Brian Moynihan: That’s a couple of things. If you look in the fourth quarter, you can see the cards come up, which is seasonal, and that’s going to come down, and that’s one of the things that people tend to pay those down. The usage of those cards frankly, are still at low levels, the pay rate, the way to think about that still in the 30s. So, that’s sort of one thing that’s been kind of consistent through the pandemic. The customers are paying down the card balances. And you expect at some point, those will get back to more normalized paydown rate in the mid-20s. The second is line usage, frankly, has also come back down. It’s not gotten ever back to where it was pre-pandemic, and it moved up and it dropped by 100 or so basis points, which across a lot of lines is a fair amount of loan.

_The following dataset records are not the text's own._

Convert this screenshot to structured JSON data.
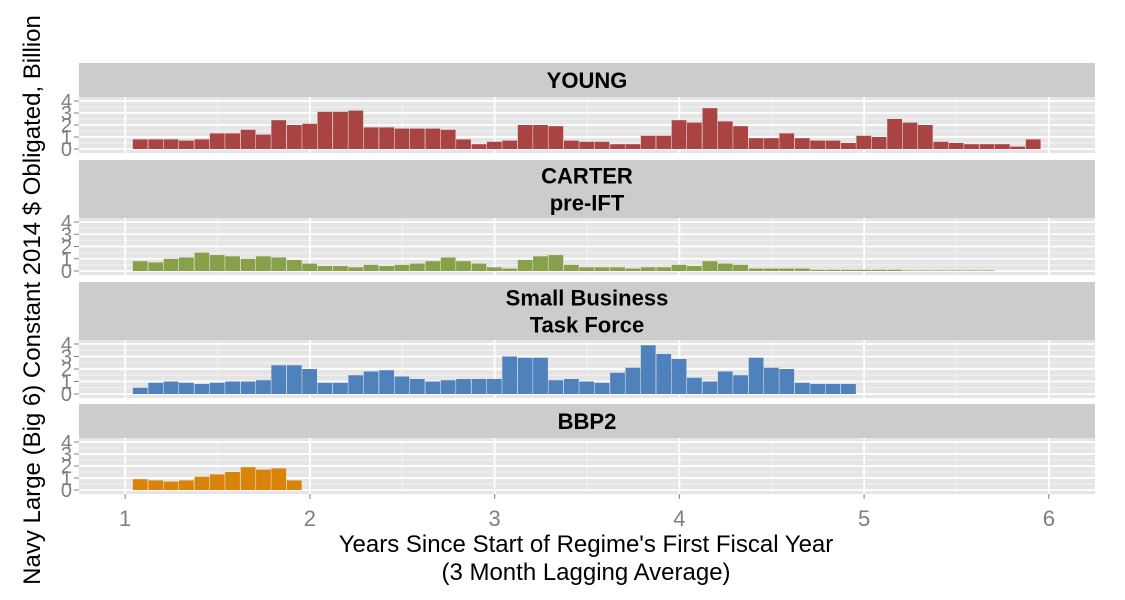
{
  "chart_data": {
    "type": "bar",
    "xlabel": "Years Since Start of Regime's First Fiscal Year",
    "xlabel_line2": "(3 Month Lagging Average)",
    "ylabel": "Navy Large (Big 6) Constant 2014 $ Obligated, Billion",
    "xlim": [
      0.75,
      6.25
    ],
    "ylim": [
      0,
      4
    ],
    "x_ticks": [
      1,
      2,
      3,
      4,
      5,
      6
    ],
    "y_ticks": [
      0,
      1,
      2,
      3,
      4
    ],
    "grid": true,
    "bin_width": 0.0833,
    "panels": [
      {
        "label": [
          "YOUNG"
        ],
        "color": "#a94442",
        "x": [
          1.083,
          1.167,
          1.25,
          1.333,
          1.417,
          1.5,
          1.583,
          1.667,
          1.75,
          1.833,
          1.917,
          2.0,
          2.083,
          2.167,
          2.25,
          2.333,
          2.417,
          2.5,
          2.583,
          2.667,
          2.75,
          2.833,
          2.917,
          3.0,
          3.083,
          3.167,
          3.25,
          3.333,
          3.417,
          3.5,
          3.583,
          3.667,
          3.75,
          3.833,
          3.917,
          4.0,
          4.083,
          4.167,
          4.25,
          4.333,
          4.417,
          4.5,
          4.583,
          4.667,
          4.75,
          4.833,
          4.917,
          5.0,
          5.083,
          5.167,
          5.25,
          5.333,
          5.417,
          5.5,
          5.583,
          5.667,
          5.75,
          5.833,
          5.917
        ],
        "values": [
          0.8,
          0.8,
          0.8,
          0.7,
          0.8,
          1.3,
          1.3,
          1.6,
          1.2,
          2.4,
          2.0,
          2.1,
          3.1,
          3.1,
          3.2,
          1.8,
          1.8,
          1.7,
          1.7,
          1.7,
          1.6,
          0.8,
          0.4,
          0.6,
          0.7,
          2.0,
          2.0,
          1.9,
          0.7,
          0.6,
          0.6,
          0.4,
          0.4,
          1.1,
          1.1,
          2.4,
          2.2,
          3.4,
          2.3,
          1.9,
          0.9,
          0.9,
          1.3,
          0.9,
          0.7,
          0.7,
          0.5,
          1.1,
          1.0,
          2.5,
          2.2,
          2.0,
          0.6,
          0.5,
          0.4,
          0.4,
          0.4,
          0.2,
          0.8
        ]
      },
      {
        "label": [
          "CARTER",
          "pre-IFT"
        ],
        "color": "#88a04a",
        "x": [
          1.083,
          1.167,
          1.25,
          1.333,
          1.417,
          1.5,
          1.583,
          1.667,
          1.75,
          1.833,
          1.917,
          2.0,
          2.083,
          2.167,
          2.25,
          2.333,
          2.417,
          2.5,
          2.583,
          2.667,
          2.75,
          2.833,
          2.917,
          3.0,
          3.083,
          3.167,
          3.25,
          3.333,
          3.417,
          3.5,
          3.583,
          3.667,
          3.75,
          3.833,
          3.917,
          4.0,
          4.083,
          4.167,
          4.25,
          4.333,
          4.417,
          4.5,
          4.583,
          4.667,
          4.75,
          4.833,
          4.917,
          5.0,
          5.083,
          5.167,
          5.25,
          5.333,
          5.417,
          5.5,
          5.583,
          5.667
        ],
        "values": [
          0.8,
          0.7,
          1.0,
          1.1,
          1.5,
          1.3,
          1.2,
          1.0,
          1.2,
          1.1,
          0.9,
          0.6,
          0.4,
          0.4,
          0.3,
          0.5,
          0.4,
          0.5,
          0.6,
          0.8,
          1.1,
          0.8,
          0.6,
          0.3,
          0.2,
          0.9,
          1.2,
          1.3,
          0.5,
          0.3,
          0.3,
          0.3,
          0.2,
          0.3,
          0.3,
          0.5,
          0.4,
          0.8,
          0.6,
          0.5,
          0.2,
          0.2,
          0.2,
          0.2,
          0.1,
          0.1,
          0.1,
          0.1,
          0.1,
          0.1,
          0.05,
          0.05,
          0.05,
          0.05,
          0.05,
          0.05
        ]
      },
      {
        "label": [
          "Small Business",
          "Task Force"
        ],
        "color": "#4f81bd",
        "x": [
          1.083,
          1.167,
          1.25,
          1.333,
          1.417,
          1.5,
          1.583,
          1.667,
          1.75,
          1.833,
          1.917,
          2.0,
          2.083,
          2.167,
          2.25,
          2.333,
          2.417,
          2.5,
          2.583,
          2.667,
          2.75,
          2.833,
          2.917,
          3.0,
          3.083,
          3.167,
          3.25,
          3.333,
          3.417,
          3.5,
          3.583,
          3.667,
          3.75,
          3.833,
          3.917,
          4.0,
          4.083,
          4.167,
          4.25,
          4.333,
          4.417,
          4.5,
          4.583,
          4.667,
          4.75,
          4.833,
          4.917
        ],
        "values": [
          0.5,
          0.9,
          1.0,
          0.9,
          0.8,
          0.9,
          1.0,
          1.0,
          1.1,
          2.3,
          2.3,
          2.0,
          0.9,
          0.9,
          1.5,
          1.8,
          1.9,
          1.4,
          1.2,
          1.0,
          1.1,
          1.2,
          1.2,
          1.2,
          3.0,
          2.9,
          2.9,
          1.1,
          1.2,
          1.0,
          0.9,
          1.7,
          2.1,
          3.9,
          3.2,
          2.8,
          1.3,
          1.0,
          1.8,
          1.5,
          2.9,
          2.1,
          2.0,
          0.9,
          0.8,
          0.8,
          0.8
        ]
      },
      {
        "label": [
          "BBP2"
        ],
        "color": "#d9830b",
        "x": [
          1.083,
          1.167,
          1.25,
          1.333,
          1.417,
          1.5,
          1.583,
          1.667,
          1.75,
          1.833,
          1.917
        ],
        "values": [
          0.9,
          0.8,
          0.7,
          0.8,
          1.1,
          1.3,
          1.5,
          1.9,
          1.7,
          1.8,
          0.8
        ]
      }
    ]
  }
}
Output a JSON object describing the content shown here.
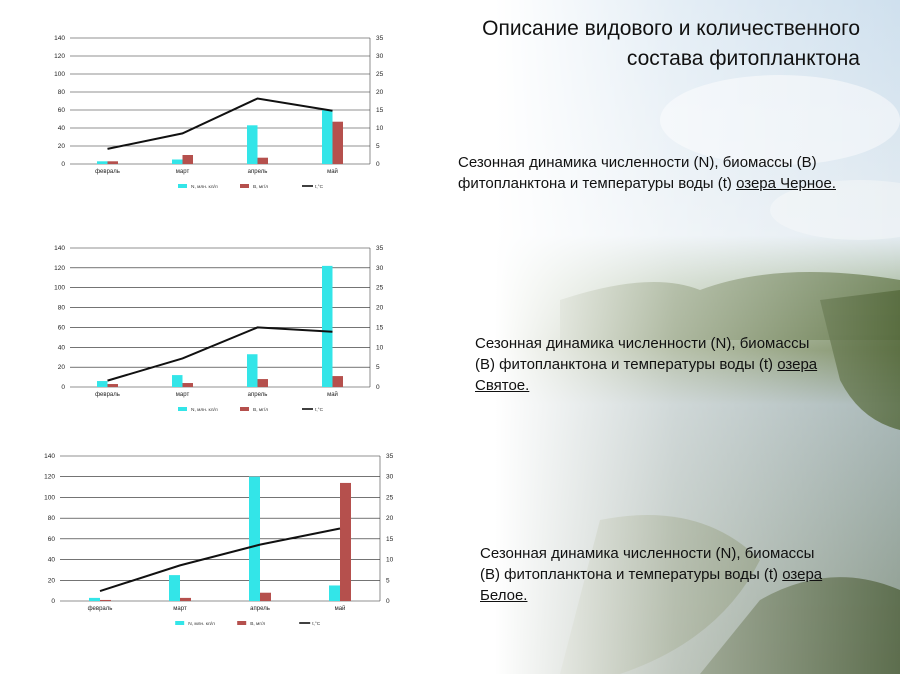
{
  "title": {
    "line1": "Описание видового и количественного",
    "line2": "состава фитопланктона"
  },
  "captions": [
    {
      "pre": "Сезонная динамика численности (N), биомассы (B) фитопланктона и температуры воды (t) ",
      "lake": "озера Черное."
    },
    {
      "pre": "Сезонная динамика численности (N), биомассы (B) фитопланктона и температуры воды (t) ",
      "lake": "озера Святое."
    },
    {
      "pre": "Сезонная динамика численности (N), биомассы (B) фитопланктона и температуры воды (t) ",
      "lake": "озера Белое."
    }
  ],
  "colors": {
    "n_bar": "#33e5e8",
    "b_bar": "#b5504d",
    "t_line": "#111111"
  },
  "chart_data": [
    {
      "type": "bar",
      "categories": [
        "февраль",
        "март",
        "апрель",
        "май"
      ],
      "series": [
        {
          "name": "N, млн. кл/л",
          "kind": "bar",
          "axis": "left",
          "values": [
            3,
            5,
            43,
            60
          ]
        },
        {
          "name": "B, мг/л",
          "kind": "bar",
          "axis": "left",
          "values": [
            3,
            10,
            7,
            47
          ]
        },
        {
          "name": "t,°C",
          "kind": "line",
          "axis": "right",
          "values": [
            4.2,
            8.5,
            18.2,
            14.8
          ]
        }
      ],
      "ylim": [
        0,
        140
      ],
      "yticks": [
        0,
        20,
        40,
        60,
        80,
        100,
        120,
        140
      ],
      "y2lim": [
        0,
        35
      ],
      "y2ticks": [
        0,
        5,
        10,
        15,
        20,
        25,
        30,
        35
      ],
      "grid": true,
      "legend": "bottom"
    },
    {
      "type": "bar",
      "categories": [
        "февраль",
        "март",
        "апрель",
        "май"
      ],
      "series": [
        {
          "name": "N, млн. кл/л",
          "kind": "bar",
          "axis": "left",
          "values": [
            6,
            12,
            33,
            122
          ]
        },
        {
          "name": "B, мг/л",
          "kind": "bar",
          "axis": "left",
          "values": [
            3,
            4,
            8,
            11
          ]
        },
        {
          "name": "t,°C",
          "kind": "line",
          "axis": "right",
          "values": [
            1.6,
            7.2,
            15,
            13.9
          ]
        }
      ],
      "ylim": [
        0,
        140
      ],
      "yticks": [
        0,
        20,
        40,
        60,
        80,
        100,
        120,
        140
      ],
      "y2lim": [
        0,
        35
      ],
      "y2ticks": [
        0,
        5,
        10,
        15,
        20,
        25,
        30,
        35
      ],
      "grid": true,
      "legend": "bottom"
    },
    {
      "type": "bar",
      "categories": [
        "февраль",
        "март",
        "апрель",
        "май"
      ],
      "series": [
        {
          "name": "N, млн. кл/л",
          "kind": "bar",
          "axis": "left",
          "values": [
            3,
            25,
            120,
            15
          ]
        },
        {
          "name": "B, мг/л",
          "kind": "bar",
          "axis": "left",
          "values": [
            1,
            3,
            8,
            114
          ]
        },
        {
          "name": "t,°C",
          "kind": "line",
          "axis": "right",
          "values": [
            2.4,
            8.6,
            13.6,
            17.5
          ]
        }
      ],
      "ylim": [
        0,
        140
      ],
      "yticks": [
        0,
        20,
        40,
        60,
        80,
        100,
        120,
        140
      ],
      "y2lim": [
        0,
        35
      ],
      "y2ticks": [
        0,
        5,
        10,
        15,
        20,
        25,
        30,
        35
      ],
      "grid": true,
      "legend": "bottom"
    }
  ]
}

So, that you saw. And so, how corporates manage their borrowing and cash and demand cycle seems to be flattening out a little bit. Then obviously, acquisitions and things are way slowed down, so there wasn’t much activity there. So, I think you put it together, then you have in the securities-based business, customers took down leverage, paid off a fair amount of loans in the wealth management business, even though they’ve grown, I think, for 50 some quarters in a row now or something like that in loan balances, it happens, mortgages, obviously, are low. So — but what we think is as the rate environment settles in, you’ll see that normalize and that we’ll get — we’ll be back on the mid-single digits. We just won’t have the 10% loan growth year-over-year because that is faster in economy and faster we do.
We have not changed credit underwriting standards. And you can see that in the consistency of the origination standards back in pages of the appendix where we show sort of our cars and home equity and things like that. It’s just the demand side is a little soft because people are reading the same headlines we’re all reading about recessions coming and what should — they should be careful.
Betsy Graseck: Okay. Got it. And then, on the expense side, I know we talked a lot about the NII and the puts and takes as you go through the year that you’re looking for. What about stability on the expense line to manage through any worse than expected outcomes on the NII? What kind of levers do you think you have to pull there, Brian?
Brian Moynihan: Well, we always have the variable compensation stuff will drop because assuming that the reason why rates are going — being cut is because economic activities were some people thought. And then you have the general just efficiency movements in the house that we’ve been pretty good at. And then, you have to remember, we try to get people to go off of nominal expense to operating leverage. And so, we have six quarters of operating leverage. As the NII growth slows down, we have to manage a company to produce operating leverage. And so, we’d expect that fees might stabilize and absorb the $1 billion downdraft in quarterly investment banking fees and start to work up from there and other types of things. So, I think we feel very good about the ability to find ways to manage expenses, always have.